What are the clinical manifestations of blunted renal calyces?

  Blunting of the renal calyces refers to the blunting of the anterior and posterior flattened, funnel-shaped shape of the calyces due to some organic condition. Blunted renal calyces are one of the clinical manifestations of nail-patellar syndrome, as well as one of the complications of nail-patellar syndrome. Nail-patellar syndrome or hereditary bone-finger (toe) nail dystrophy is an inherited disorder characterized by patellar hypoplasia or absence, finger (toe) nail dystrophy, elbow dysplasia, iliac angle, and renal failure. it was first described by Little in 1897. in the mid-1960s Muth and Silverman described the syndrome’s glomerular Structural lesions in the late 1960s and early 1970s Hoyer and Bennett began a comprehensive study of the ultrastructure of the glomerular basement membrane and renal pathological features in this syndrome, proposing a modern theory of the structural basis of nail-patellar syndrome renal lesions and suggesting that the syndrome may be due to a biochemical defect in basement membrane collagen.  The main manifestations of renal damage are proteinuria, microscopic hematuria edema and hypertension, occasionally nephrotic syndrome, with a relatively benign course, and only 10% of patients enter renal failure in late stages. Extra-renal manifestations include dystrophy of the nails, patellar agenesis on one or both sides, elbow deformities, angular pelvis and other skeletal abnormalities.

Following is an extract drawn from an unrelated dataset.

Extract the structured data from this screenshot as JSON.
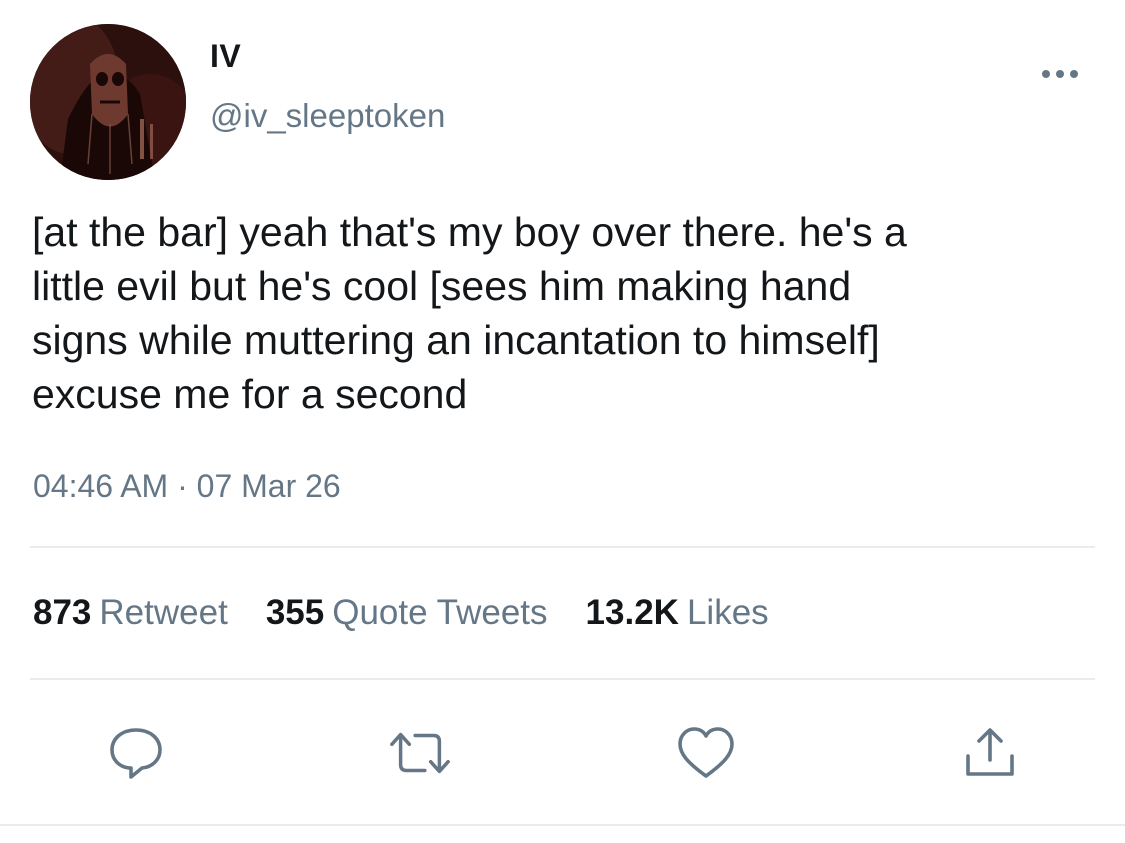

Nail-patellar syndrome is most often noted for difficulty walking due to patellar agenesis and can be diagnosed on the basis of typical skeletal changes, with the presence of renal impairment being more likely to confirm the diagnosis. Radiological examination shows the iliac angle as a characteristic change, which has a clear diagnostic significance.  A few patients with ultrastructural changes of the glomerular basement membrane without skeletal, skin, finger (toe) nail, and other typical manifestations of this syndrome have been reported, and these patients were considered to be the tonoplastic or single nephrotic variant of the syndrome. However, the electron micrographs published in these studies do not strongly support this view. Judgment of renal biopsy specimens cannot be made solely by the phenomenon of glomerular basement membrane moth-eating, but must be more valuable for diagnosis by identifying the protofibers with phosphotungstic acid staining due to its higher sensitivity.